Who is Google to? Google is no more neutral or accountable than SEO folk, and is just as much a profit-oriented business as they are.

Google makes the rules and the rest of us play by them. And surprisingly enough, Google encourages the behaviour it rewards. If Google's policies are pro-evil I'd rather that evil be done by competent, organized professionals (who will be able to turn it off when Google changes its policies to something better, and who create a somewhat level playing field, even if it's everyone paying rent to an SEO expert) than haphazardly by a bunch of amateurs.

1 comments

Feel free to build you own search engine! The more the merrier, especially if they can get up to the scale of Google. Monoculture is bad, especially when monoculture leads to diseases attacking the one strain that dominates.

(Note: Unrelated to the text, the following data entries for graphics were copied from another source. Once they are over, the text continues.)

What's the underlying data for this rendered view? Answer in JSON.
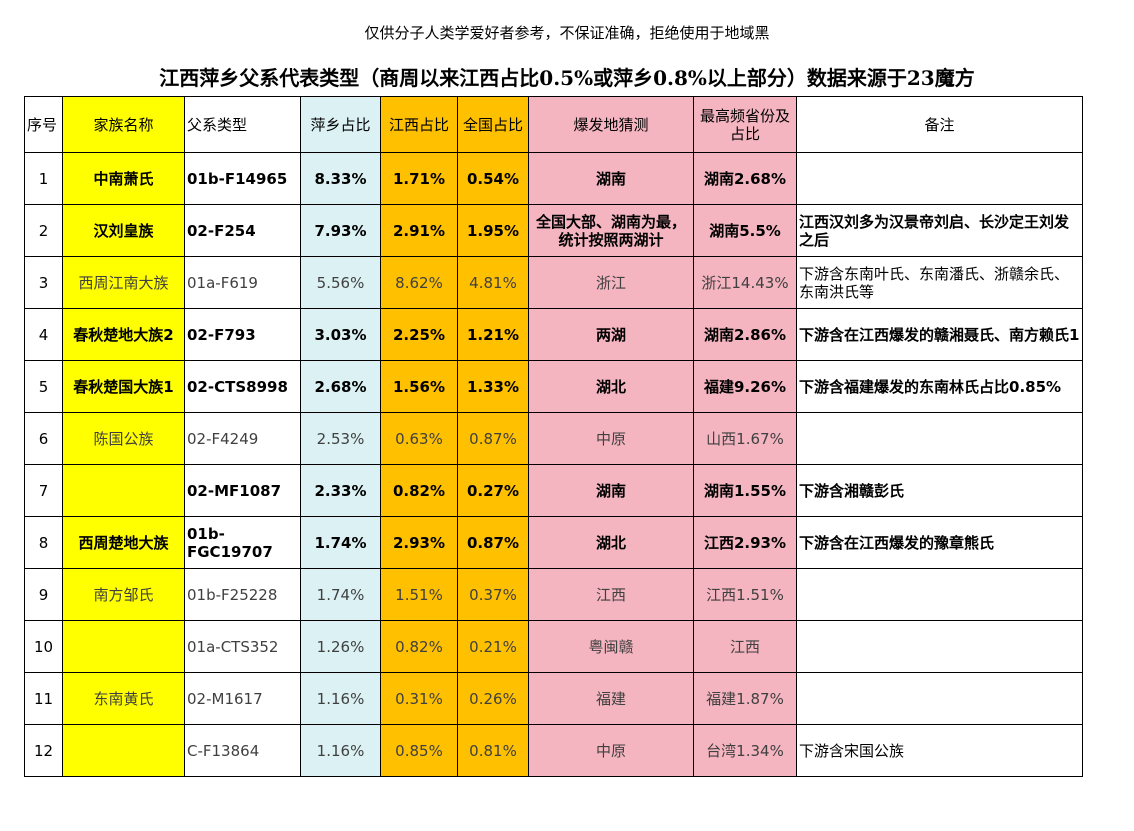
{
  "disclaimer": "仅供分子人类学爱好者参考，不保证准确，拒绝使用于地域黑",
  "title": "江西萍乡父系代表类型（商周以来江西占比0.5%或萍乡0.8%以上部分）数据来源于23魔方",
  "headers": {
    "index": "序号",
    "family": "家族名称",
    "type": "父系类型",
    "pingxiang": "萍乡占比",
    "jiangxi": "江西占比",
    "national": "全国占比",
    "origin": "爆发地猜测",
    "top_province": "最高频省份及占比",
    "note": "备注"
  },
  "rows": [
    {
      "index": "1",
      "family": "中南萧氏",
      "type": "01b-F14965",
      "pingxiang": "8.33%",
      "jiangxi": "1.71%",
      "national": "0.54%",
      "origin": "湖南",
      "top_province": "湖南2.68%",
      "note": "",
      "bold": true,
      "family_bg": true
    },
    {
      "index": "2",
      "family": "汉刘皇族",
      "type": "02-F254",
      "pingxiang": "7.93%",
      "jiangxi": "2.91%",
      "national": "1.95%",
      "origin": "全国大部、湖南为最，统计按照两湖计",
      "top_province": "湖南5.5%",
      "note": "江西汉刘多为汉景帝刘启、长沙定王刘发之后",
      "bold": true,
      "family_bg": true
    },
    {
      "index": "3",
      "family": "西周江南大族",
      "type": "01a-F619",
      "pingxiang": "5.56%",
      "jiangxi": "8.62%",
      "national": "4.81%",
      "origin": "浙江",
      "top_province": "浙江14.43%",
      "note": "下游含东南叶氏、东南潘氏、浙赣余氏、东南洪氏等",
      "bold": false,
      "family_bg": true
    },
    {
      "index": "4",
      "family": "春秋楚地大族2",
      "type": "02-F793",
      "pingxiang": "3.03%",
      "jiangxi": "2.25%",
      "national": "1.21%",
      "origin": "两湖",
      "top_province": "湖南2.86%",
      "note": "下游含在江西爆发的赣湘聂氏、南方赖氏1",
      "bold": true,
      "family_bg": true
    },
    {
      "index": "5",
      "family": "春秋楚国大族1",
      "type": "02-CTS8998",
      "pingxiang": "2.68%",
      "jiangxi": "1.56%",
      "national": "1.33%",
      "origin": "湖北",
      "top_province": "福建9.26%",
      "note": "下游含福建爆发的东南林氏占比0.85%",
      "bold": true,
      "family_bg": true
    },
    {
      "index": "6",
      "family": "陈国公族",
      "type": "02-F4249",
      "pingxiang": "2.53%",
      "jiangxi": "0.63%",
      "national": "0.87%",
      "origin": "中原",
      "top_province": "山西1.67%",
      "note": "",
      "bold": false,
      "family_bg": true
    },
    {
      "index": "7",
      "family": "",
      "type": "02-MF1087",
      "pingxiang": "2.33%",
      "jiangxi": "0.82%",
      "national": "0.27%",
      "origin": "湖南",
      "top_province": "湖南1.55%",
      "note": "下游含湘赣彭氏",
      "bold": true,
      "family_bg": true
    },
    {
      "index": "8",
      "family": "西周楚地大族",
      "type": "01b-FGC19707",
      "pingxiang": "1.74%",
      "jiangxi": "2.93%",
      "national": "0.87%",
      "origin": "湖北",
      "top_province": "江西2.93%",
      "note": "下游含在江西爆发的豫章熊氏",
      "bold": true,
      "family_bg": true
    },
    {
      "index": "9",
      "family": "南方邹氏",
      "type": "01b-F25228",
      "pingxiang": "1.74%",
      "jiangxi": "1.51%",
      "national": "0.37%",
      "origin": "江西",
      "top_province": "江西1.51%",
      "note": "",
      "bold": false,
      "family_bg": true
    },
    {
      "index": "10",
      "family": "",
      "type": "01a-CTS352",
      "pingxiang": "1.26%",
      "jiangxi": "0.82%",
      "national": "0.21%",
      "origin": "粤闽赣",
      "top_province": "江西",
      "note": "",
      "bold": false,
      "family_bg": true
    },
    {
      "index": "11",
      "family": "东南黄氏",
      "type": "02-M1617",
      "pingxiang": "1.16%",
      "jiangxi": "0.31%",
      "national": "0.26%",
      "origin": "福建",
      "top_province": "福建1.87%",
      "note": "",
      "bold": false,
      "family_bg": true
    },
    {
      "index": "12",
      "family": "",
      "type": "C-F13864",
      "pingxiang": "1.16%",
      "jiangxi": "0.85%",
      "national": "0.81%",
      "origin": "中原",
      "top_province": "台湾1.34%",
      "note": "下游含宋国公族",
      "bold": false,
      "family_bg": true
    }
  ],
  "colors": {
    "yellow": "#ffff00",
    "cyan": "#dbf1f3",
    "orange": "#ffc000",
    "pink": "#f4b5c0"
  }
}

On the other hand we could of course try to (reaching here) argue that these SEO's improve google because they are forcing it to up its game but I think the web as a whole would be better off without all this crap.

Theory: when a new dominant search engine emerges ways will be found to game it to such an extent that the damage to the web offsets any gains from the increased ability to find content.

> we could of course try to (reaching here) argue that these SEO's improve google because they are forcing it to up its game but I think the web as a whole would be better off without all this crap.

The alternative is what, that the result you'd get for, I don't know, "home insurance" would be essentially random?

Google has some opinion on what properties the best result for that would have. Sites will naturally conform to the google policy (which is good when google promotes things that are good for the general web, like fast load times and accessible markup, and bad when google promotes things that are bad for the general web). The SEO industry just makes this process more efficient, meaning changes to what Google "wants" in results take effect faster. Even if Google's policies were effectively random (which I don't think they are), the worst-case result would be that businesses who paid attention to keeping their SEO up to date would appear higher in search results than businesses which didn't - which is at least some kind of barometer of a healthy business.